In Maastricht, December 1991, the heads of state and government decided to create a Monetary Union but did almost nothing to establish an Economic Union. The Delors’ Commission in 1993 launched an ambitious long term Plan for growth and employment, but the Ecofin refused to issue the required Union Bonds. The Lisbon Strategy, launched in 2000, was a complete failure because it was founded on the illusion that cooperation among 27 national governments could happen spontaneously. The European Commission was not seen as a potential government of the economy but merely as the secretariat of the Council. If the new Commission’s plan “2020” will not be financed by appropriate means, it is easy to forecast a new failure.
The time has now come to complete the EMU by establishing a fully-fledged Economic Union. Two parallel processes of reform of the EU institutions are on the table today: reform of the Growth and Stability Pact and reform of the Community budget. These two reforms are to be merged because the EMU can work only if supported by a fiscal union within which it is possible to decide how much to allocate to purely European projects (i.e. European public goods) and how much to national projects (i.e. national public goods). The global economic crisis has greatly worsened the state of European public finance. Taxpayers will be compelled to face new sacrifices for years ahead. The voice of the European citizens and their representatives cannot therefore be ignored.

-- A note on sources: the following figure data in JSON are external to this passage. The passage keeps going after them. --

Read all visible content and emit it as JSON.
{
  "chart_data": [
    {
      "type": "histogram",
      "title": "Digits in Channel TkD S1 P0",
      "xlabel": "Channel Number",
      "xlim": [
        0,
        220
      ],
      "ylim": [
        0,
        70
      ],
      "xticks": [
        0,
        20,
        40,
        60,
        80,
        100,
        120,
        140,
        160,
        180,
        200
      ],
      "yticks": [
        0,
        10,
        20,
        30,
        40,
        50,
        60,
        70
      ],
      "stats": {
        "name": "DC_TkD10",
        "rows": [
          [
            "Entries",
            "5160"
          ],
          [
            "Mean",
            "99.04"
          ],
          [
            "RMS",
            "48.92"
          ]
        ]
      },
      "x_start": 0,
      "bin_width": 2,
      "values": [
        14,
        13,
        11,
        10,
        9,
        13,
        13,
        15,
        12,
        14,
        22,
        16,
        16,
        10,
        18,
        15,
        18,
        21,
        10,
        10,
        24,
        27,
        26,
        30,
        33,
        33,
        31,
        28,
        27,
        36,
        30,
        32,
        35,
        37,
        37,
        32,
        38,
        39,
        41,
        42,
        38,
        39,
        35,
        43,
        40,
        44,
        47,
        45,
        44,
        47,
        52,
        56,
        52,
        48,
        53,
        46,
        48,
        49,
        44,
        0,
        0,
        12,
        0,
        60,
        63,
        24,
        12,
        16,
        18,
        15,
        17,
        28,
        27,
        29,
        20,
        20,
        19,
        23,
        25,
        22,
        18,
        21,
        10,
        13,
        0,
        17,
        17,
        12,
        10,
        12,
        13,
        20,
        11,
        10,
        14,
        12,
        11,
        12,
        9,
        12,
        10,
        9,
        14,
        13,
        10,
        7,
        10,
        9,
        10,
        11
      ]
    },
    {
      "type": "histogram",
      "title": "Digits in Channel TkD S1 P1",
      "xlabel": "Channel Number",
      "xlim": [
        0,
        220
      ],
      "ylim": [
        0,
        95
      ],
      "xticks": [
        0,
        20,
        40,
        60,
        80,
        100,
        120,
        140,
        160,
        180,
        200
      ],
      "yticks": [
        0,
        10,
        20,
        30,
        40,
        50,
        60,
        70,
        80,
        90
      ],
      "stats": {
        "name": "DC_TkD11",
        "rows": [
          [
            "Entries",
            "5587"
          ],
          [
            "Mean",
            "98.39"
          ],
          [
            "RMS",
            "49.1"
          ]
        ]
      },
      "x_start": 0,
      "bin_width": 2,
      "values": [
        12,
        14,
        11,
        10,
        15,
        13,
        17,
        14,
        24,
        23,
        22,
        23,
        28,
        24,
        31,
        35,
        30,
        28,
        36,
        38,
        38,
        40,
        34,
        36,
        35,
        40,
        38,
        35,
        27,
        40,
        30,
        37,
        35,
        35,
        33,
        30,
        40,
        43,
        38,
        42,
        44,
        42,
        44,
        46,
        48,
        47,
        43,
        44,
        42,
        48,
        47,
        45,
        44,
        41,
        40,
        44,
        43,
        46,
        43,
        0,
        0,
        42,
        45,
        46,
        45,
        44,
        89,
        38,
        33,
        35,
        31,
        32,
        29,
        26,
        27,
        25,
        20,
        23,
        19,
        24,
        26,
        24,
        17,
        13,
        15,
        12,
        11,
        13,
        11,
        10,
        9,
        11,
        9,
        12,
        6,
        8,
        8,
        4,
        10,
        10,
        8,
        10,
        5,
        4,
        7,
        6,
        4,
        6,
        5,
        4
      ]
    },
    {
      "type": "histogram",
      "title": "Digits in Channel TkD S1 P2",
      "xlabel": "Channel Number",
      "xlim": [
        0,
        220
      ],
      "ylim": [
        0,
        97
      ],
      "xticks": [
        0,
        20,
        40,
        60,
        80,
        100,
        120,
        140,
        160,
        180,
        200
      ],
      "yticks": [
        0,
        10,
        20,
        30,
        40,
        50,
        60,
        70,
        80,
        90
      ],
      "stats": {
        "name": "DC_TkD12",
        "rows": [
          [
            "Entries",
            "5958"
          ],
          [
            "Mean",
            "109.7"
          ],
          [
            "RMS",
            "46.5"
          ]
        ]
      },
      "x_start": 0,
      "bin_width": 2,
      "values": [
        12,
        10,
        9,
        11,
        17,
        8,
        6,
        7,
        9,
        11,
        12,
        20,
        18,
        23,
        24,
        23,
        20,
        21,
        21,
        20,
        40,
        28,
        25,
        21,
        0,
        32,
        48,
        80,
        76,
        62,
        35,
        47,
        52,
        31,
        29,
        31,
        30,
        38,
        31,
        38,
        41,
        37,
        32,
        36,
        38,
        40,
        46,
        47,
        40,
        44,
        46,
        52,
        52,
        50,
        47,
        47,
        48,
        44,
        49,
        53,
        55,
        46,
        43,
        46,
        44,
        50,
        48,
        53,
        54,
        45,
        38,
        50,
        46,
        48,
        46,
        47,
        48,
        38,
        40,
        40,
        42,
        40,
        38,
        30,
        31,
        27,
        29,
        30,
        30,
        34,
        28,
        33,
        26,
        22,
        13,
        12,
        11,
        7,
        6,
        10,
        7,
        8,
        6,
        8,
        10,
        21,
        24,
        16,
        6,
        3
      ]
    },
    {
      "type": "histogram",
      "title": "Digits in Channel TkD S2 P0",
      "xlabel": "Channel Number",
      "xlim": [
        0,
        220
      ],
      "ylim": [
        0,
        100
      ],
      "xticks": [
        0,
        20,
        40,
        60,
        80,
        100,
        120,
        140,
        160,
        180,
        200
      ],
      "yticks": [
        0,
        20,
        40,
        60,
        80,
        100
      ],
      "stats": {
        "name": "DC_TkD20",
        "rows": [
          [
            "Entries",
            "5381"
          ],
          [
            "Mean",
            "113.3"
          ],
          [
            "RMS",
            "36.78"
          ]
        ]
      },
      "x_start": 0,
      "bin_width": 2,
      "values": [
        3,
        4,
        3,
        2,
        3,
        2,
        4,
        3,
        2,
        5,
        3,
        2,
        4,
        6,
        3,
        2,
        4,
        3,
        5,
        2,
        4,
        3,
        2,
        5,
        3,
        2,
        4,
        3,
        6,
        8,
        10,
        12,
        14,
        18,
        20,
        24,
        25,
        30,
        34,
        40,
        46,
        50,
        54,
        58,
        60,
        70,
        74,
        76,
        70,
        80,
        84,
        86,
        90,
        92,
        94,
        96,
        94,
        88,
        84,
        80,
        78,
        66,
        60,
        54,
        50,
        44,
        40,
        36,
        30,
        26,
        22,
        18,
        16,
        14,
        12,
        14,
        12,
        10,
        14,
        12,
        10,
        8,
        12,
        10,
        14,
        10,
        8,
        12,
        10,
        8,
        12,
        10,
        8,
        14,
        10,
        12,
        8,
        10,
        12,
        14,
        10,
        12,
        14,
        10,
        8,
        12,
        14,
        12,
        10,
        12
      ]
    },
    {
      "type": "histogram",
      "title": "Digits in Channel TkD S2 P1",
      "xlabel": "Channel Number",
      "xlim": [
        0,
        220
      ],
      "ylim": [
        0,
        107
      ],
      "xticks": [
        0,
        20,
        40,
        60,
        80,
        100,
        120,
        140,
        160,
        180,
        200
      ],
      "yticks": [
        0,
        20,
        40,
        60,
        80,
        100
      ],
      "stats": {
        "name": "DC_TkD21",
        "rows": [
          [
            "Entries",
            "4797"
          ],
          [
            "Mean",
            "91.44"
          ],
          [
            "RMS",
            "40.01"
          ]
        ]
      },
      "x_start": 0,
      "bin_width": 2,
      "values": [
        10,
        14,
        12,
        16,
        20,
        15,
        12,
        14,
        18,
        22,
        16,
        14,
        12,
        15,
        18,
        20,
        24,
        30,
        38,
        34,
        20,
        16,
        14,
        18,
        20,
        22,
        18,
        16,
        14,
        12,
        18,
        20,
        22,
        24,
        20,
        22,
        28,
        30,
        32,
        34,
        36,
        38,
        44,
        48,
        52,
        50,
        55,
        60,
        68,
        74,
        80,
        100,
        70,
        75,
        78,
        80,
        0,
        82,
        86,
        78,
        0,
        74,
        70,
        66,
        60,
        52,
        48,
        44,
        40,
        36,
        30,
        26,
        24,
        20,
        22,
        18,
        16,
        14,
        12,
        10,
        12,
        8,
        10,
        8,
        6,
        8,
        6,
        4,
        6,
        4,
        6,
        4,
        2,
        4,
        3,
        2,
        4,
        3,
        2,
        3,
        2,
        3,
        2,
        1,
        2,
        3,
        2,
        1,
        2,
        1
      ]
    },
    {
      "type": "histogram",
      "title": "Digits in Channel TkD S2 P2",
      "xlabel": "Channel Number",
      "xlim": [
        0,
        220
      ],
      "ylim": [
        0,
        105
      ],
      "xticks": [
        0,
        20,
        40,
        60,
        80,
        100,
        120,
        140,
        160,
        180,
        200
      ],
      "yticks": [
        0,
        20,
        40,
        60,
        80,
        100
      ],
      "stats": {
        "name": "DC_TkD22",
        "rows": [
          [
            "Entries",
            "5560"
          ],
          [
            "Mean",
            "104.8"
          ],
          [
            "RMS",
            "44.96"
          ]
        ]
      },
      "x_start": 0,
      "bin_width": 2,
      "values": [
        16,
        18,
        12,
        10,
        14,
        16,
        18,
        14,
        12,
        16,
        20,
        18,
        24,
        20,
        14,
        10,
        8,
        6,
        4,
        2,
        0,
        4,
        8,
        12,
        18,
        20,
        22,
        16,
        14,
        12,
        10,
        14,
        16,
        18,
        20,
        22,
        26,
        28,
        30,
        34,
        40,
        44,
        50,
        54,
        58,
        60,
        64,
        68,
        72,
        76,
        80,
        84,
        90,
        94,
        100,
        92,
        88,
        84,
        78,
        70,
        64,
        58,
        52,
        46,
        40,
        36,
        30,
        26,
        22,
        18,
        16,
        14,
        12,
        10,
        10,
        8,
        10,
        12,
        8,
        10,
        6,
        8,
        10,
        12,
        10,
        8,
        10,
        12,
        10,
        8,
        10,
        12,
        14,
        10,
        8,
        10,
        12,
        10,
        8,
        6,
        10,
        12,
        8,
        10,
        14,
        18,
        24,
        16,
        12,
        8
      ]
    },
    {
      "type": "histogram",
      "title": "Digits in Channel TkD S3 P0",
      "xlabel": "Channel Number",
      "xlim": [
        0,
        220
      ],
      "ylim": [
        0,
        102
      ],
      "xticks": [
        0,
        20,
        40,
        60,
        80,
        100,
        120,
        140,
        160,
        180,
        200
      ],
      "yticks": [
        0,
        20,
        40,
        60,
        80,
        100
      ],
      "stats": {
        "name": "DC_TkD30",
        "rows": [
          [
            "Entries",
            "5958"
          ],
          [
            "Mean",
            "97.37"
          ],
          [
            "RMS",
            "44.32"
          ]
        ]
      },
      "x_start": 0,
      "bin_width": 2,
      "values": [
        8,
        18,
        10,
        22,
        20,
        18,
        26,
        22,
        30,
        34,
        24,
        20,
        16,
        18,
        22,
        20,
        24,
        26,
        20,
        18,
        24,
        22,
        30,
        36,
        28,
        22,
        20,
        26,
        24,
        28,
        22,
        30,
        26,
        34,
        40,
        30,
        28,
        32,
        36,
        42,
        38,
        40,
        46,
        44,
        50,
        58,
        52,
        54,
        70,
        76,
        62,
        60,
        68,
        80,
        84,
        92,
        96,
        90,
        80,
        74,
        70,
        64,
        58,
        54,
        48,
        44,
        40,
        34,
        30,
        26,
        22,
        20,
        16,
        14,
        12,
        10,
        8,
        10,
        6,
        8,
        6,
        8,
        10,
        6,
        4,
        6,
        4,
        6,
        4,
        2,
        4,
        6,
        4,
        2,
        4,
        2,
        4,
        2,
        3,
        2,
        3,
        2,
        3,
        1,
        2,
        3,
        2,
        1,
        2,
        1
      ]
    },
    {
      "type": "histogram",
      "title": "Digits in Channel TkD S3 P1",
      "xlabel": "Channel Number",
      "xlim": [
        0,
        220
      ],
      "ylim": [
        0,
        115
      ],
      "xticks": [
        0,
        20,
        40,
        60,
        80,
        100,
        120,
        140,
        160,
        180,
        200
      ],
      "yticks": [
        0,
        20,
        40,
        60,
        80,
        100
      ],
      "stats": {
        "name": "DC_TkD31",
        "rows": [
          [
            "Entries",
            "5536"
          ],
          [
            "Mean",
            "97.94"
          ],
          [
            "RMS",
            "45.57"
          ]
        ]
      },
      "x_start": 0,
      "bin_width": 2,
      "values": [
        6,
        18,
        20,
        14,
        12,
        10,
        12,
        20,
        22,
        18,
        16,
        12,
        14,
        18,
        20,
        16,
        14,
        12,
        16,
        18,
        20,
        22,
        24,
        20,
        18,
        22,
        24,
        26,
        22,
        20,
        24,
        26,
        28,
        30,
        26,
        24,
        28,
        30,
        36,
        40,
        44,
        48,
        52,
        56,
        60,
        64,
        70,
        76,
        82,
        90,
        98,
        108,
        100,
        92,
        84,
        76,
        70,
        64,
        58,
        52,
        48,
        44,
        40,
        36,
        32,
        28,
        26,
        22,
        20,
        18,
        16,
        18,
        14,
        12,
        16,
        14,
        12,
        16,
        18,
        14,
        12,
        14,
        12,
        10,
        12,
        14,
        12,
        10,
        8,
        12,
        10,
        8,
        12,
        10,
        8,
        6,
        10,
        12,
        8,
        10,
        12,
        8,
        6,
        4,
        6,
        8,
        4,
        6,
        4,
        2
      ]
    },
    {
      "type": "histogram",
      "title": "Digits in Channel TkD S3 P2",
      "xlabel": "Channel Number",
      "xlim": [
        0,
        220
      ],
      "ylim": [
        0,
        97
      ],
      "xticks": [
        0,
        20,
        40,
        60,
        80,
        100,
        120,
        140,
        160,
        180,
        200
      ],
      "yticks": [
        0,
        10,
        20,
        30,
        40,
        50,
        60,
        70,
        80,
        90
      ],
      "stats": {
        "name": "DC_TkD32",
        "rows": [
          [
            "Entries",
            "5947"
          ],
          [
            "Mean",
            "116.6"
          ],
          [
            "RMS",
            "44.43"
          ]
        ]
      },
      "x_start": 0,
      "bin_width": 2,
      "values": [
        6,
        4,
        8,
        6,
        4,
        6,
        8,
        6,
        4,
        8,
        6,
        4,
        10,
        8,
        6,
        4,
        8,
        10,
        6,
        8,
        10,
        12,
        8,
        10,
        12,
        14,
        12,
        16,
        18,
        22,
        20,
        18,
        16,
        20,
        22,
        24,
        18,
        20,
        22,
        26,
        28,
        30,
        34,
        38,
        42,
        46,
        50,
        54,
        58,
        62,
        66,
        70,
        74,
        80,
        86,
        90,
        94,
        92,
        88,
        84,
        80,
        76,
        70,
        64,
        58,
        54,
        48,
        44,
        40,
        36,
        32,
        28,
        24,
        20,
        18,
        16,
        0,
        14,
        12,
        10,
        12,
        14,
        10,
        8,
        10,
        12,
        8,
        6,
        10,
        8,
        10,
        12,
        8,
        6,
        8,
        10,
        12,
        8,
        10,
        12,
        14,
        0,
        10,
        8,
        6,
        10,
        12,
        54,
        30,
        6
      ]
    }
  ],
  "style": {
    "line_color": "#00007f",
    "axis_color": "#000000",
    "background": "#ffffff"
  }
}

We need a fresh pact between the citizens of the EU, from Germany to Greece, from Finland to Portugal, setting out the principles of a new fiscal responsibility and solidarity. To achieve this historic agreement, national parliaments should be involved in the reform process, along with the European Parliament, the European Commission and the national governments. The European Parliament – which defined the EU as a supranational democracy – should therefore promote an Inter-Parliamentary Conference (on the model of the “Assises”, convened in Rome in 1990) in order to exploit all the possibilities of the Lisbon Treaty and to propose the rules for an effective European Government of the Economy.